Hétérosexisme : système discriminatoire présentant l’hétérosexualité comme l’orientation sexuelle normale, voire comme la seule orientation sexuelle valable, reléguant les autres orientations dans la catégorie des minorités, des anomalies, voire des fautes morales.
Cissexisme : système discriminatoire qui tient pour acquis que toutes les femmes sont nées femelles et que tous les hommes sont nés mâles, que toute femelle humaine est une femme et que tout mâle humain est un homme. Le cissexisme impose aux êtres humains de se conformer à des normes de genre comme si elles allaient automatiquement de pair avec leur sexe.
Systèmes discriminatoires, vous dites ? Présenter l’homosexualité, la
transgression des normes de genre, le fait de se travestir ou la dysphorie de
genre comme des fautes morales est certainement un problème. Mais avoir en tête
que la majorité des gens sont plutôt hétérosexuels, que la majorité des femmes
ont beaucoup de traits féminins et que la majorité des hommes ont beaucoup de
traits masculins, c’est complètement différent.
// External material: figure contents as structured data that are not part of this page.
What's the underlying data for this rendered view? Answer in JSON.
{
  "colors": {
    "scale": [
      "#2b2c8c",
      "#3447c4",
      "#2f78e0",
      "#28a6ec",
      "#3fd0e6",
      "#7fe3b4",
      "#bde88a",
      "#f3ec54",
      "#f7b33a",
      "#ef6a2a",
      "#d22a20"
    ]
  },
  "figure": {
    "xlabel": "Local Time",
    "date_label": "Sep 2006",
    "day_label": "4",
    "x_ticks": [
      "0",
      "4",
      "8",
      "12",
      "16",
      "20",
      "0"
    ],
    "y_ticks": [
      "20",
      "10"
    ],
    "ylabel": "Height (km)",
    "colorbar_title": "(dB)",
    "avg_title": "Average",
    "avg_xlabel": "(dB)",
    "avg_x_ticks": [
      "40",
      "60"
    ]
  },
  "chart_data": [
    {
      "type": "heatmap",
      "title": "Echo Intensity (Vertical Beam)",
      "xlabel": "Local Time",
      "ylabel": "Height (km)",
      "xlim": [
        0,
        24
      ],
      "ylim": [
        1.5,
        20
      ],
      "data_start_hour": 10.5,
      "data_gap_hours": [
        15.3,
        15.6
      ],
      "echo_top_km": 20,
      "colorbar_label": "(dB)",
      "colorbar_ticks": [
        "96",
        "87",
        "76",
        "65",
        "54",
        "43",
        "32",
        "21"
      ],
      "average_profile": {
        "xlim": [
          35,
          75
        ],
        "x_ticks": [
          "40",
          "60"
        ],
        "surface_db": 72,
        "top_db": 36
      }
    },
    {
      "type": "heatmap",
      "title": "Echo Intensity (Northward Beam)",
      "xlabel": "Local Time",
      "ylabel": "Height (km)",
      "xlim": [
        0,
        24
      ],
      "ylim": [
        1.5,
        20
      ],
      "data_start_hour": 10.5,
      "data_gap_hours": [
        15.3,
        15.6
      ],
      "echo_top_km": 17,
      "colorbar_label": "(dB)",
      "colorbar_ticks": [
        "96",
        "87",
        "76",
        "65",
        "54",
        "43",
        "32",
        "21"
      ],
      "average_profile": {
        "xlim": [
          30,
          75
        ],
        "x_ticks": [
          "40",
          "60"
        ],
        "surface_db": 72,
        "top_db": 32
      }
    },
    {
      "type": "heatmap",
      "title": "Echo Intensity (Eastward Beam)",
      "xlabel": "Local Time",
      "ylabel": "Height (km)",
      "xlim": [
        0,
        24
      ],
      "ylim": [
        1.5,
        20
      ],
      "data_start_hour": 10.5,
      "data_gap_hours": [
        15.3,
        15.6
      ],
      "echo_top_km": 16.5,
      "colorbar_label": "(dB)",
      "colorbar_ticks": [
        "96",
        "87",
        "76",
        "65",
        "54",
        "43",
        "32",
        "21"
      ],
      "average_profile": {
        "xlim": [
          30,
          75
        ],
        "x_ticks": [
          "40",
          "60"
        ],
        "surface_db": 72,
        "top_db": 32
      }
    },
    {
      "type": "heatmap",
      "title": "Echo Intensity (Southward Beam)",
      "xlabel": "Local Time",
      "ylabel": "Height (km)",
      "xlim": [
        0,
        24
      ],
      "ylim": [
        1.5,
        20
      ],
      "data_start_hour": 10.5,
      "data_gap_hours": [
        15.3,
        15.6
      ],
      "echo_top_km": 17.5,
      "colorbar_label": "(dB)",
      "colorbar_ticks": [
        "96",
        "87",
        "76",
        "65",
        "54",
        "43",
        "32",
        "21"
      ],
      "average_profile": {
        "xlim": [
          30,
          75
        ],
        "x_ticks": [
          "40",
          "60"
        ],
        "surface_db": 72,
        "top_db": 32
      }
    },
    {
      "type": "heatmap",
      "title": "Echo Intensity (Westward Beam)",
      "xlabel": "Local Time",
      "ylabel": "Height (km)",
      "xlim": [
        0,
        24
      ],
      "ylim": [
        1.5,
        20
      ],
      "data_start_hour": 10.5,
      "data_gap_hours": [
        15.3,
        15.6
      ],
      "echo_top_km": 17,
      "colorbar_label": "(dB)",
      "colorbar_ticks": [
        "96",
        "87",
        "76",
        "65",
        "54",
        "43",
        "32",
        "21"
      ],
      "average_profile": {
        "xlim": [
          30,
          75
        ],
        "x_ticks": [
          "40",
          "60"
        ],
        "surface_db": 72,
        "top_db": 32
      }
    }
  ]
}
Pourquoi vouloir effacer la
notion même de minorité ? Pourquoi vouloir faire disparaître tous les repères
langagiers, les codes sociaux, les repères dont tout être humain a besoin comme
individu, et dont toute société humaine a besoin ? Même ceux qui font partie de
minorités revendiquant leurs différences ont besoin de repères pour se définir,
fut-ce à leur encontre.
Dans son livre Éloge
de la diversité sexuelle, Michel Dorais déplore que l’on utilise le concept
de minorités sexuelles. Selon lui, « il n’y a pas de minorités sexuelles
parce qu’il n’y a pas de majorité sexuelle. C’est une fiction qui sert à
conserver l’hégémonie d’une pensée binaire et fondamentaliste, laquelle divise
le monde en deux : les «vrais» et les (plus ou moins) tarés, version
moderne des bons et des méchants, des purs et des impurs, des normaux et des
anormaux.[1] »
Dorais ne distingue manifestement pas deux types de normes : les normes
éthiques, sur lesquelles on s’appuie effectivement pour distinguer le bien du
mal, les bonnes actions des mauvaises, ceux qui agissent bien de ceux qui
agissent mal ; et les normes statistiques, celles dont on peut prendre
connaissance en sciences sociales. Une norme statistique n’a pas, en soi, d’implications
éthiques.
D’un point de vue statistique, les personnes homosexuelles
sont bel et bien minoritaires. Il est désormais assez largement reconnu que
leur orientation sexuelle n’a rien d’immoral et leurs droits sont protégés
légalement. Sans doute y a-t-il encore du travail à faire sur le plan social,
pour lutter contre une homophobie qui n’a pas entièrement disparu. Cependant,
ils demeurent une minorité de personnes. Tenir pour acquis que la majorité des
personnes que l’on côtoie sont hétérosexuelles est interprété, par ceux qui
emploient le mot « hétérosexisme », comme une manifestation de ce
dernier. Il n’y a rien de répréhensible à tenir pour acquis que la majorité des
gens que l’on côtoie sont hétérosexuels puisque, à moins d’être dans un
contexte particulier qui permette de supposer le contraire (le fait d’être dans
un bar fréquenté surtout par des hommes gais, par exemple), on a généralement
raison de le faire.
Dorais déplore le caractère binaire du vocabulaire :
femme, homme ; féminin, masculin ; homosexuel, hétérosexuel. Eh bien le fait
est qu’il y a deux sexes. Le genre étant conceptuellement lié au sexe, puisqu’il
se définit comme un ensemble d’attitudes socialement attribuées à un sexe ou à
l’autre, il y a deux genres. On peut transgresser les normes de genre. On peut
le faire de façon inconsciente ou indifférente, tout comme on peut le faire
dans un esprit de revendication, et dans les deux cas, ça ne pose aucun
problème sur le plan éthique. Il y a aussi des attitudes qui ne sont considérées
ni comme particulièrement féminines, ni comme particulièrement masculines. Mais
de toute façon, puisqu’il y a deux sexes, logiquement, il y a deux genres. Pour
finir, une relation sexuelle entre deux personnes humaines est très
généralement homosexuelle ou hétérosexuelle : soit elle implique deux
personnes de même sexe, soit elle implique deux personnes de sexe opposé[2]. Si l’une
et l’autre sont tout aussi irréprochables sur le plan éthique, il n’en demeure
pas moins que sur le plan statistique, les relations hétérosexuelles sont plus
fréquentes et il n’y a pas de mal à en avoir conscience.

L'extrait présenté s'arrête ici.